BoP is a card driven tactical combat game. Players are in control of an army where each unit represents a small squad of soldiers. Players also get one unit that represents a single, powerful, character. This is the general. Unlike other electronic tactics games, you don’t get your own personal army to level up and equip in between missions. Instead, this game gives you a deck of cards to customize and use to give your units orders or to play special effects. The cards are very similar to those found in collectable card games. New packs of cards are gained from completing missions in campaign mode and, like a CCG, there’s a set amount of commons, uncommons, and rares in each pack.

Deck construction is simple and, thankfully, isn’t the focus of the game. A deck is exactly 30 cards, there can no more than 3 copies of any given card, and no more than 3 total cards that are “ultra-rare”. In addition to the variety of effects a card can have on combat, each card also has a number (usually from 2-4) on it, which represents how many units can be given orders with that card.

Players alternate taking turns where they can play a single card as either a special ability or use it to give orders to units. The only type of “support” unit is of the long-range type. All your typical magical effects are handled by playing cards for their abilities instead of giving orders for your turn. Giving orders is simple, if the card has a 3 on it you can move and/or attack with three units. Those units become “used”, meaning they can’t be given orders again, and then it’s your opponent’s turn to play a card.

When you run out of cards or don’t want to play any more you can pass. After both players pass in a row the current “hour”(round) is over. When a new hour starts “used” units become ready again and players draw cards equal to their hand size (which is determined by the general they’re using). The system works really well because the concept of issuing orders to only a few units at a time creates a psuedo real-time aspect and a lot of special effects are in play for a set number of “hours” before expiring.

The rules of engagement are simple but very effective. The four squares immediately adjacent to every unit is it’s “zone of control” (ZoC). If you move a unit into an enemy’s ZoC (there’s no, “passing through, don’t mind me”) than the two units immediately do battle (entering a square that is more than one enemy’s ZoC means you only fight one battle and you get to choose which one). Giving a move order to a unit already in a hostile ZoC means that unit cannot enter another enemy ZoC that turn.

There are quit a few modifiers to combat. There is a rock-paper-scissor relationship found between the three weapon types (sword, pike, missile) and the three unit sizes (small, medium, large). There are terrain effects and bonuses for attacking from the sides or behind. Causing 9 or more points of damage in a single attack will “push back” a unit and if there’s no room for that than the unit takes 50% more damage instead (so there’s real incentive for strategic placing and surrounding of units). Taking even more damage can have even worse effects, like ready units becoming used and used units becoming stunned (become used at the start of the next hour instead of ready). Units become weaker the more hit points they lose and even have to make moral checks when they’re close to dying.

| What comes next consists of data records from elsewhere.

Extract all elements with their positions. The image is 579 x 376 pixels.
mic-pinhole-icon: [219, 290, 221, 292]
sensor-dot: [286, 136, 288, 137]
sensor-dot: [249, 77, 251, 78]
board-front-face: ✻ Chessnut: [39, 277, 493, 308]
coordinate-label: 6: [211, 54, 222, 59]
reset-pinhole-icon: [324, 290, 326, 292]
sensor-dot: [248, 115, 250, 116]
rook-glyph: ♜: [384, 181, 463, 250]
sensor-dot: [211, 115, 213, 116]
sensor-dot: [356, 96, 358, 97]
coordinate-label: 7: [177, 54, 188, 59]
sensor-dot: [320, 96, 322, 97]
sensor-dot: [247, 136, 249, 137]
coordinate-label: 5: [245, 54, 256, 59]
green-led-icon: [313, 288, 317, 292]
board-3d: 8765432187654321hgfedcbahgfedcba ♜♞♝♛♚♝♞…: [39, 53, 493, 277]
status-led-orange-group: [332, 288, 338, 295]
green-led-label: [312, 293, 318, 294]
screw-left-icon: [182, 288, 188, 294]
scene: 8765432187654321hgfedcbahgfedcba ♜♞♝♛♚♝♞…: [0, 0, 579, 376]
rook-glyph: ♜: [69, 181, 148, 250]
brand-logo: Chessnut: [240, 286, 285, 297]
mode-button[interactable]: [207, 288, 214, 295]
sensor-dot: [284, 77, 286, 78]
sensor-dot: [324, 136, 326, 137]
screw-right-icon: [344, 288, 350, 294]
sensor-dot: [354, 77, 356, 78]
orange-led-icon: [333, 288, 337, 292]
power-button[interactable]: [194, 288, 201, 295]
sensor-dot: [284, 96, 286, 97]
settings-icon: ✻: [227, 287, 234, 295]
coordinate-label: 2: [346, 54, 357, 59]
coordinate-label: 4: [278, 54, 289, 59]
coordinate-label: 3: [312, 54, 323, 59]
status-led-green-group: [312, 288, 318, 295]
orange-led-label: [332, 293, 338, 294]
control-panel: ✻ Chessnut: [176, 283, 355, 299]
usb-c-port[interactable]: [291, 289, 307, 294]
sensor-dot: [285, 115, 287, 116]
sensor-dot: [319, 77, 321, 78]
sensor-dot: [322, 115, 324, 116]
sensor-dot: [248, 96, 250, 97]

Winning a battle is a little more complex than simply defeating your opponent’s entire army. Instead, a set number of points needs to be reached, and the two opposing armies often have separate ways to earn points. For example: one army might need to defend a city with two gates and gets 2 points for each gate standing at the beginning of every hour and 1 point for each opposing unit destroyed, while the other army might get 2 points for each opposing unit destroyed and 5 for destroying a gate, and if either side defeats a general they get 7 points. First side to 25 points wins.

So there you have it. A complex game that’s governed by simple rules which makes it easy to play but doesn’t take away from the strategy or tactics. Sorry if you think this is out of place but I feel many people here that have a DS (or their kids do) can’t do wrong by picking this up.